Rewterz Threat Alert – New Variant of Ursnif Using Invoice Malspam

Severity

Medium

Analysis Summary

A new phishing campaign is detected in the wild that was spreading a fresh variant of the Ursnif Trojan via an attached MS Word document. The campaign is continuously targeting Italy. Although Ursnif is identified as a banking Trojan, due to its C2 server’s shutdown, this latest variant has been unable to download the malicious banking module it needs to steal banking information from the victim, causing it to fail to start the second stage of its attack. The email content used in this malspam campaign is translated as: 

Dear customer, 

A recent accounting audit shows that your invoice number 294316 of 12/10/2020 expired on 12/11/2020. As of today, it is not yet been paid by you.

Therefore, please normalize your accounting position as soon as possible. We are also reminding you that this payment can be made by bank transfer using the IBAN indicated in the invoice or, by bank check or bank draft.

You can consult the invoice and the details for the payment through the attached archive.

We thank you for your attention and we send you kind regards.

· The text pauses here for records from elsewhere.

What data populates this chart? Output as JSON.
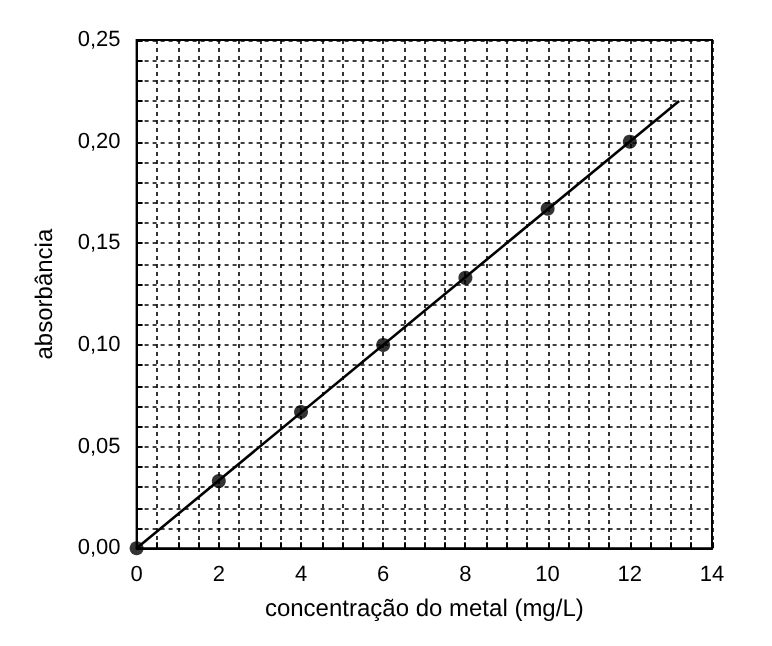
{
  "chart_data": {
    "type": "scatter",
    "xlabel": "concentração do metal (mg/L)",
    "ylabel": "absorbância",
    "xlim": [
      0,
      14
    ],
    "ylim": [
      0,
      0.25
    ],
    "xticks": [
      0,
      {
        "value": 0.5,
        "label": null
      },
      {
        "value": 1,
        "label": null
      },
      {
        "value": 1.5,
        "label": null
      },
      2,
      {
        "value": 2.5,
        "label": null
      },
      {
        "value": 3,
        "label": null
      },
      {
        "value": 3.5,
        "label": null
      },
      4,
      {
        "value": 4.5,
        "label": null
      },
      {
        "value": 5,
        "label": null
      },
      {
        "value": 5.5,
        "label": null
      },
      6,
      {
        "value": 6.5,
        "label": null
      },
      {
        "value": 7,
        "label": null
      },
      {
        "value": 7.5,
        "label": null
      },
      8,
      {
        "value": 8.5,
        "label": null
      },
      {
        "value": 9,
        "label": null
      },
      {
        "value": 9.5,
        "label": null
      },
      10,
      {
        "value": 10.5,
        "label": null
      },
      {
        "value": 11,
        "label": null
      },
      {
        "value": 11.5,
        "label": null
      },
      12,
      {
        "value": 12.5,
        "label": null
      },
      {
        "value": 13,
        "label": null
      },
      {
        "value": 13.5,
        "label": null
      },
      14
    ],
    "yticks": [
      {
        "value": 0,
        "label": "0,00"
      },
      {
        "value": 0.01,
        "label": null
      },
      {
        "value": 0.02,
        "label": null
      },
      {
        "value": 0.03,
        "label": null
      },
      {
        "value": 0.04,
        "label": null
      },
      {
        "value": 0.05,
        "label": "0,05"
      },
      {
        "value": 0.06,
        "label": null
      },
      {
        "value": 0.07,
        "label": null
      },
      {
        "value": 0.08,
        "label": null
      },
      {
        "value": 0.09,
        "label": null
      },
      {
        "value": 0.1,
        "label": "0,10"
      },
      {
        "value": 0.11,
        "label": null
      },
      {
        "value": 0.12,
        "label": null
      },
      {
        "value": 0.13,
        "label": null
      },
      {
        "value": 0.14,
        "label": null
      },
      {
        "value": 0.15,
        "label": "0,15"
      },
      {
        "value": 0.16,
        "label": null
      },
      {
        "value": 0.17,
        "label": null
      },
      {
        "value": 0.18,
        "label": null
      },
      {
        "value": 0.19,
        "label": null
      },
      {
        "value": 0.2,
        "label": "0,20"
      },
      {
        "value": 0.21,
        "label": null
      },
      {
        "value": 0.22,
        "label": null
      },
      {
        "value": 0.23,
        "label": null
      },
      {
        "value": 0.24,
        "label": null
      },
      {
        "value": 0.25,
        "label": "0,25"
      }
    ],
    "grid": true,
    "marker": "circle",
    "series": [
      {
        "color": "#000000",
        "x": [
          0,
          2,
          4,
          6,
          8,
          10,
          12
        ],
        "values": [
          0,
          0.033,
          0.067,
          0.1,
          0.133,
          0.167,
          0.2
        ]
      },
      {
        "type": "line",
        "color": "#000000",
        "marker": "none",
        "x": [
          0,
          13.2
        ],
        "values": [
          0,
          0.22
        ]
      }
    ]
  }
}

Attached to the email is an MS Word document named “residuo_8205843.doc”. The text lures the victim into opening the document to get more details of the invoice.

Impact

Information Theft

Indicators of Compromise

Domain Name

• longline[.]cyou
• gstatistics[.]co

Filename

• residuo_8205843[.]doc

MD5

• 0ee0e091659e19944970ffec47390f5c
• 8c7b2ff105963718fa3c26989e206041

SHA-256

• e9732cdca1b2503e02e8fea9a4c68eda940e10890e1c5abe2ceb2290fe39c3db
• 90d8648b2aac0c837286a4c042f02064cfbb12f45b3dc6b00b2beccc7fc35422

SHA1

• bf3907ff8af3659aee1c51241ef7f0633cde9284
• 831ece0ae6b5e2f373f75352e582abd61b5dd0d7

URL

• http[:]//longline[.]cyou/p1cture3[.]jpg
• https[:]//gstatistics[.]co

Remediation

• Block the threat indicators at their respective controls.
• Do not download files attached in untrusted emails.